Um dos dois casos denunciados na ação “Património em Perigo” é o da destruição do Moinho de Maré Pequeno do Barreiro, “assim designado por ter moído cereais ao longo de séculos, utilizando as marés que enchiam a sua caldeira, como força motriz, que movia as suas mós, através de um aparelho adequado, designando-se por “Pequeno” porque era aquele que entre os moinhos de maré do Barreiro (foram pelo menos 12) teria menor número de moendas”. De acordo com a Associação Património Barreiro Memória e Futuro, através da qual a YOCOCU Portugal teve conhecimento do caso, a estrutura teria uma idade estimada de 600 anos. A exposição completa deste caso encontra-se publicada no sítio da associação.

Outro caso é o do castelo de Montalegre. “O Castelo de Montalegre encontra-se atualmente sujeito a obras de ‘revitalização’, que irão decorrer até junho de 2019 e que, de acordo com o presidente da Câmara Municipal de Montalegre, Orlando Alves, vão custar 1,5 milhões de euros. Não fosse a presença discreta das aspas na frase anterior, esta notícia provavelmente passaria despercebida aos nossos olhos. No entanto, e uma vez mais graças ao sentido e responsabilidade cívica de alguns cidadãos e respetivos movimentos associativos, como por exemplo o movimento ‘Castelo de Montalegre? Com betão não’ ou ‘Repensando a Idade Média’, este caso encontra-se longe de passar despercebido”, escreve Rui Maio, noutro artigo publicado no sítio da YOCOCU Portugal.

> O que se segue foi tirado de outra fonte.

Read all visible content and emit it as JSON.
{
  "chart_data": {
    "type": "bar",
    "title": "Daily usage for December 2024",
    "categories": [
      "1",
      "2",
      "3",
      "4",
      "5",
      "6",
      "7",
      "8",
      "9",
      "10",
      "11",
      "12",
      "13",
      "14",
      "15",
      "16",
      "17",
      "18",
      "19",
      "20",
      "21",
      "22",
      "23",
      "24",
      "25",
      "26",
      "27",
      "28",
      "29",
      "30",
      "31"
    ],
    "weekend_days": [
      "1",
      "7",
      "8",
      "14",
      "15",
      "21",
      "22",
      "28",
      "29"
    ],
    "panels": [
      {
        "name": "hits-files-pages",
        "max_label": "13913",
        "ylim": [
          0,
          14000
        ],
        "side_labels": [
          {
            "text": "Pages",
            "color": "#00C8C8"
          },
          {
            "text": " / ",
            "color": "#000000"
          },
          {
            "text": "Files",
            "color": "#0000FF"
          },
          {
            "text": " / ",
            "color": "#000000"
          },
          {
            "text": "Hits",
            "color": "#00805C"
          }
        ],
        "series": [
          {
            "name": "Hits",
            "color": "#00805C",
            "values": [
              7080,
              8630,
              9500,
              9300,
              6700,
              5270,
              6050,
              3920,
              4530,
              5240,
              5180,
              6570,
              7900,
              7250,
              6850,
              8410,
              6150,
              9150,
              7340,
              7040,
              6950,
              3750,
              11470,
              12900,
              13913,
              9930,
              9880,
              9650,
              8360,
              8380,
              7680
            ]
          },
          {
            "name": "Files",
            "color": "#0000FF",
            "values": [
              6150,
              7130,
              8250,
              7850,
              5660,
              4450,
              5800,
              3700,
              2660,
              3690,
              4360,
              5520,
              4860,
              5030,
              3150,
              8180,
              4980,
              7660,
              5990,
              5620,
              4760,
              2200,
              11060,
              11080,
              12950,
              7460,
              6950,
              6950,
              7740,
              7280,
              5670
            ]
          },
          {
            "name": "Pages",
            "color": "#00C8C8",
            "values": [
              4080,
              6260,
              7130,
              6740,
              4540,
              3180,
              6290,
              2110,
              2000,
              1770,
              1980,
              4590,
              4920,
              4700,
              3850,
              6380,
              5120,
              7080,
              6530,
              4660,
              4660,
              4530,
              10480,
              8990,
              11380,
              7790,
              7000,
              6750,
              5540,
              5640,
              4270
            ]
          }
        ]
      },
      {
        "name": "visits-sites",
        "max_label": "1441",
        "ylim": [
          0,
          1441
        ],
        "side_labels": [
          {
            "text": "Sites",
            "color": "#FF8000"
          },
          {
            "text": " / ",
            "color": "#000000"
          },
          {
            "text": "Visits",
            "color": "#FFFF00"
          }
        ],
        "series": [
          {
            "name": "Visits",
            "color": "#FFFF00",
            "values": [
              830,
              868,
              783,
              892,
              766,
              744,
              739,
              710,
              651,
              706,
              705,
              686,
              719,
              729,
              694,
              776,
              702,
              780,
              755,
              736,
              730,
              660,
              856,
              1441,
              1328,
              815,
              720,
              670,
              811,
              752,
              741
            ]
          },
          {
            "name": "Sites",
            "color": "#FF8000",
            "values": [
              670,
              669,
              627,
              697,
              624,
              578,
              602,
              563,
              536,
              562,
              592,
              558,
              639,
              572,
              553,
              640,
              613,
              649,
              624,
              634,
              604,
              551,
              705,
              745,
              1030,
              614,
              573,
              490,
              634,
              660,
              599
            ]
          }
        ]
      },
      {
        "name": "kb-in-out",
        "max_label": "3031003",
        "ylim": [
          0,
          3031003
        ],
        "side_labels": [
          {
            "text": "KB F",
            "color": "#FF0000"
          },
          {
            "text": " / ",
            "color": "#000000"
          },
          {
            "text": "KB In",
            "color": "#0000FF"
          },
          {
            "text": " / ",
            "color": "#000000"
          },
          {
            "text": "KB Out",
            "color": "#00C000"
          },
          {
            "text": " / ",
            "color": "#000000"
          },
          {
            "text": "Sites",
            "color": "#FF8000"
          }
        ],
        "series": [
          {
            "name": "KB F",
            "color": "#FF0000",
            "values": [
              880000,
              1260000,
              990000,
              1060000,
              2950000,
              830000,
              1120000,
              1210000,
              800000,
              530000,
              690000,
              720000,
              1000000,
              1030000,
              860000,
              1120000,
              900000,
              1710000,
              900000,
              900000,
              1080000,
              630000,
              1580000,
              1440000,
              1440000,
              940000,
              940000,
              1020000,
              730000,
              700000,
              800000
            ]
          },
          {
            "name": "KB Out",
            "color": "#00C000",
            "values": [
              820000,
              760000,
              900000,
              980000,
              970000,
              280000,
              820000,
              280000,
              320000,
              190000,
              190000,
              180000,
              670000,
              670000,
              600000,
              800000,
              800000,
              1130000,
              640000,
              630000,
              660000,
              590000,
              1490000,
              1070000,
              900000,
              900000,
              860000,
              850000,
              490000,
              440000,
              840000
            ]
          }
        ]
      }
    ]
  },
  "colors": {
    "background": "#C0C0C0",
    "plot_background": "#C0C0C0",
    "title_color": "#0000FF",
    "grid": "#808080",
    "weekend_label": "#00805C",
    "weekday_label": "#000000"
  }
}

A YOCOCU Portugal está nesta fase a estabelecer contactos com outras instituições e organizações da região e nacionais, no sentido de organizar ações técnicas ligadas à defesa e preservação do património cultural. Ainda que nesta fase inicial o nosso público alvo sejam os estudantes do ensino superior e jovens profissionais, a longo prazo, antecipa o presidente, “a ideia é promover ações de sensibilização para a defesa do património cultural a um público ainda mais jovem, em colaboração com escolas do ensino básico e secundário, por exemplo”. No entanto, tratando-se de uma associação sem fins lucrativos, o sucesso da mesma está naturalmente condicionado pelo interesse e sentido de compromisso cívico dos seus associados e das empresas e instituições ligadas ao setor.